A75-07 Oscillometry Helps Diagnose Pre-COPD and Fluticasone/ Vilanterol Could Help Treat It: Results From Indian Early COPD Network Pilot Study
M P Sovani, R Dhar, R N Swarnakar, T Kulkarni, D J Christopher, S Madas, C Singh, S Singh, A Mohan, S Moitra, P A Koul, R Chawla, S N Gupta, L K Lundblad, A Singh, V Vincent, A Nayak, A Sabale, R Kadam, S S Salvi, K N PilaniaAbstract
Background
Currently no objective parameters exist to diagnose Pre-COPD, often leading to misdiagnosis. There is no clear guidance for treatment either. Small airways disease is hallmark of Pre-COPD and Oscillometry measurement is the most sensitive. We hypothesized oscillometry could help diagnose Pre-COPD, especially Ax, which is a measure of lung stiffness and lung recoil. With the negative RETHINC study we explored whether fluticasone/vilanterol (FF/V) extra fine particle formulation could treat Pre-COPD.
Methods
We performed a 12-week, randomized, double-blind, placebo-controlled trial across 10 Indian centres. Adults aged 35-55 years, no previous history of or treatment for Asthma, > 10 pack years of smoking or equivalent biomass fuel exposure, CAT score >10, normal spirometry (FEV1>80% predicted and FEV1/FVC>0.7) with no reversibility, and elevated Ax (>6cmH₂O/L.s using Tremoflo C-100) were enrolled. Participants underwent blood tests, HRCT, and randomized to once-daily FF/V or placebo.CAT score, spirometry, and oscillometry were performed at baseline, 6, and 12 weeks. Primary endpoints were change in CAT score and Oscillometry parameters.
Results
149 individuals screened, 93 eligible participants randomized (FF/V, n = 43; Placebo n = 50). Data for 67 participants (Active 32, Placebo 35) available for analysis. Both groups were well matched with high normal spirometry. Median Ax (cmH₂O/L.s) was 12.4 in FF/V and 13.7 in Placebo.FF/V led to a bigger improvement in CAT score than Placebo (-9.16vs-6.69; p = 0.048): difference of 2.46 was clinically and statistically significant (MCID for CAT is 2). FF/V improved Ax significantly (-3.02 vs -0.13; p < 0.05, but no change in spirometry, R5 or R5-R20 (table 1). There was no correlation between Eosinophil count and any outcome measures.
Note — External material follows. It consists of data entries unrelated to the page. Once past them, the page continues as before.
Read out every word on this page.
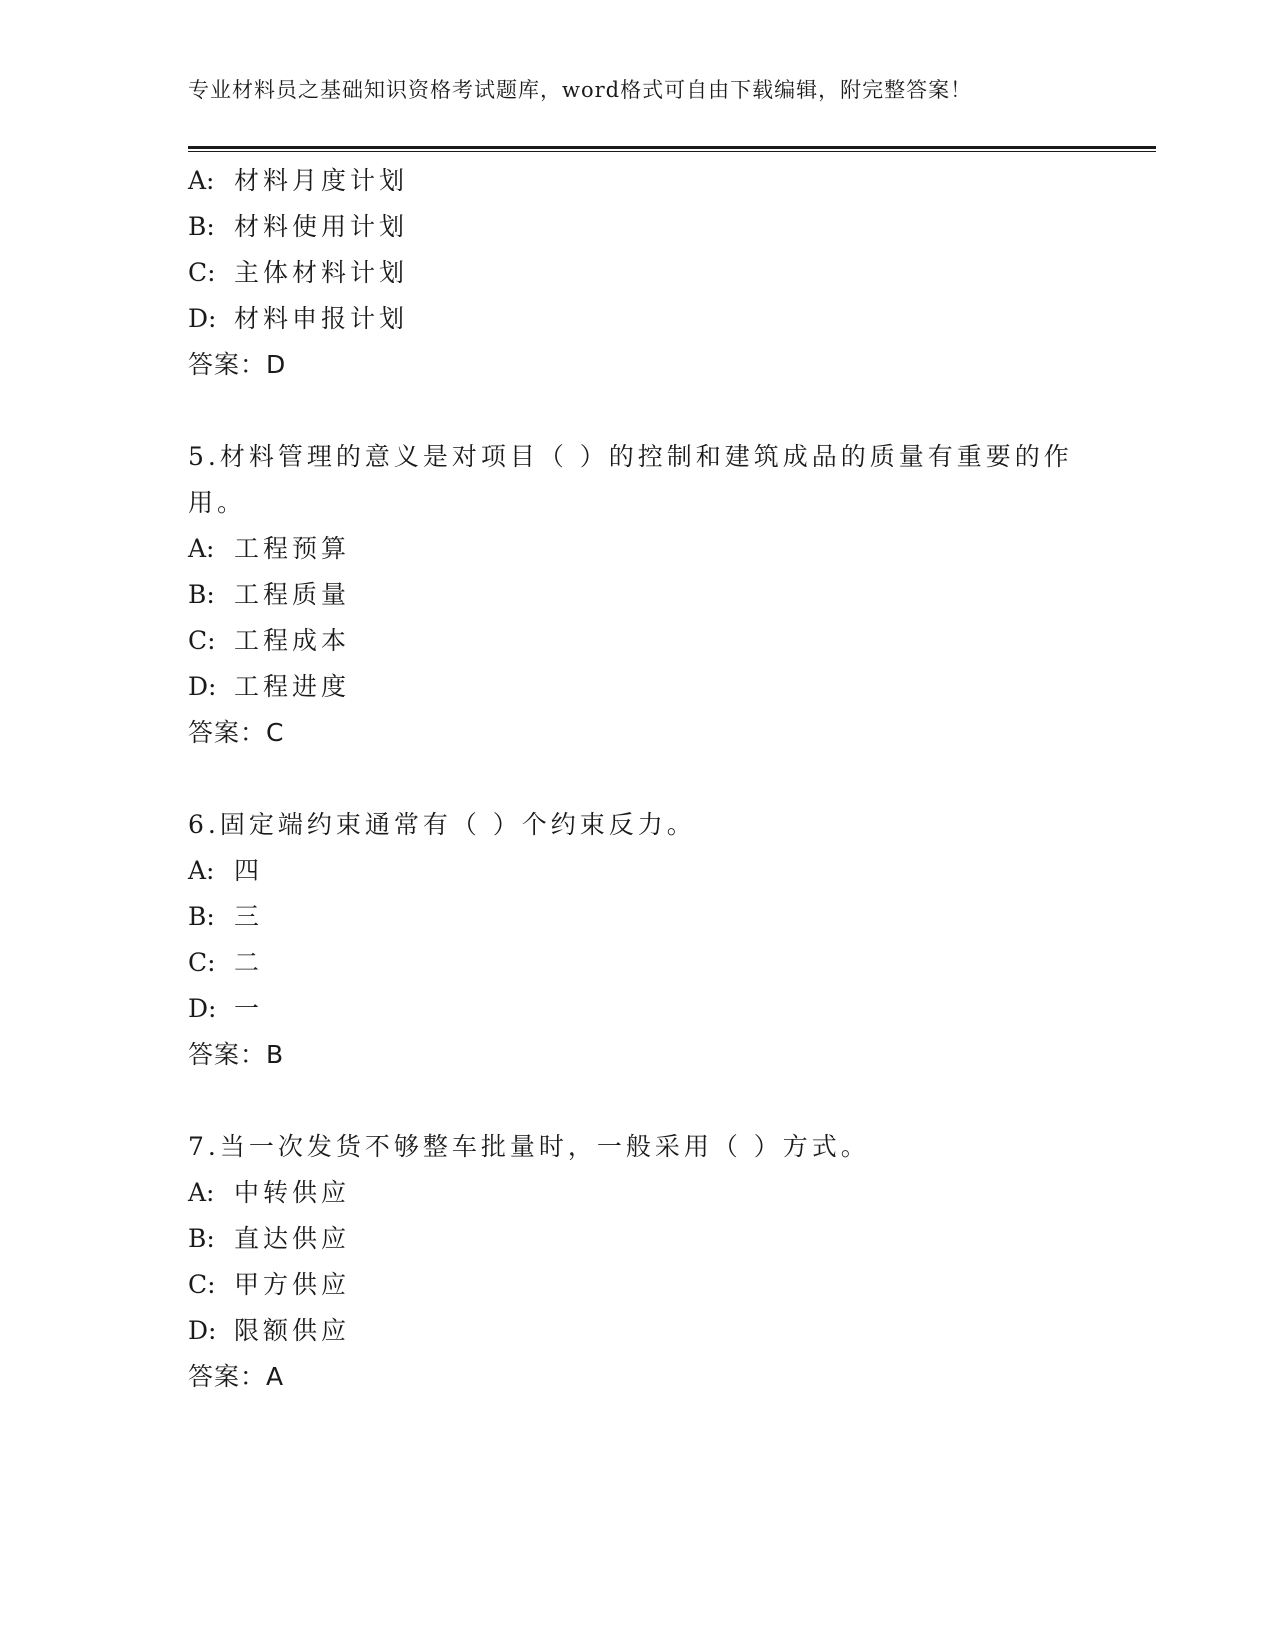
专业材料员之基础知识资格考试题库，word格式可自由下载编辑，附完整答案！
A: 材料月度计划
B: 材料使用计划
C: 主体材料计划
D: 材料申报计划
答案：D
5.材料管理的意义是对项目（ ）的控制和建筑成品的质量有重要的作
用。
A: 工程预算
B: 工程质量
C: 工程成本
D: 工程进度
答案：C
6.固定端约束通常有（ ）个约束反力。
A: 四
B: 三
C: 二
D: 一
答案：B
7.当一次发货不够整车批量时，一般采用（ ）方式。
A: 中转供应
B: 直达供应
C: 甲方供应
D: 限额供应
答案：A
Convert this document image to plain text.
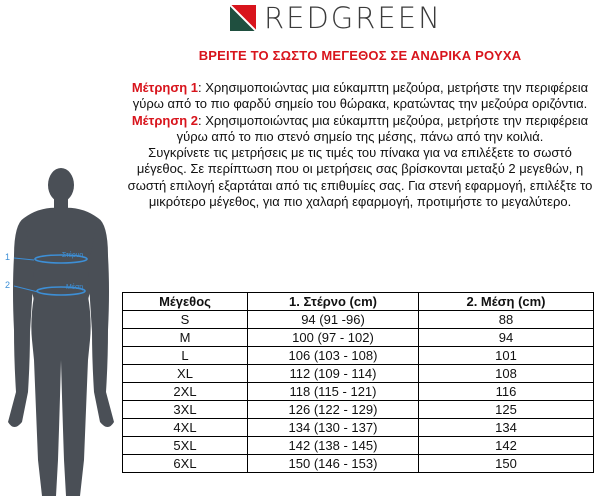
REDGREEN
ΒΡΕΙΤΕ ΤΟ ΣΩΣΤΟ ΜΕΓΕΘΟΣ ΣΕ ΑΝΔΡΙΚΑ ΡΟΥΧΑ

Μέτρηση 1: Χρησιμοποιώντας μια εύκαμπτη μεζούρα, μετρήστε την περιφέρεια γύρω από το πιο φαρδύ σημείο του θώρακα, κρατώντας την μεζούρα οριζόντια.

Μέτρηση 2: Χρησιμοποιώντας μια εύκαμπτη μεζούρα, μετρήστε την περιφέρεια γύρω από το πιο στενό σημείο της μέσης, πάνω από την κοιλιά.

Συγκρίνετε τις μετρήσεις με τις τιμές του πίνακα για να επιλέξετε το σωστό μέγεθος. Σε περίπτωση που οι μετρήσεις σας βρίσκονται μεταξύ 2 μεγεθών, η σωστή επιλογή εξαρτάται από τις επιθυμίες σας. Για στενή εφαρμογή, επιλέξτε το μικρότερο μέγεθος, για πιο χαλαρή εφαρμογή, προτιμήστε το μεγαλύτερο.

Στέρνο
Μέση
1
2
Μέγεθος	1. Στέρνο (cm)	2. Μέση (cm)
S	94 (91 -96)	88
M	100 (97 - 102)	94
L	106 (103 - 108)	101
XL	112 (109 - 114)	108
2XL	118 (115 - 121)	116
3XL	126 (122 - 129)	125
4XL	134 (130 - 137)	134
5XL	142 (138 - 145)	142
6XL	150 (146 - 153)	150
Emphysema was reported in 23% participants, bronchial wall thickening in 16.6% by study radiologist. 25.6% had >5%emphysema as per FDA approved Lung Density Analysis.
Conclusion
Oscillometry helped diagnose pre-COPD and FF/V improved symptoms and Ax.These findings suggest that oscillometry (Ax > 6) may serve as a more sensitive, parameter available in office setting for diagnosing Pre-COPD in at-risk individuals who would be missed by spirometry. Ax > 6 ( but not R5 or R5-20) is a treatable trait that helps identify patients with Pre-COPD that would respond to inhaled therapy.With no past history of asthma, no reversibility, or change in spirometry, no correlation between eosinophil count and outcome measures and presence of emphysema in almost 25% participants, makes Asthma unlikely in this cohort.A larger study is needed to assess whether these findings are reproducible and generalisable.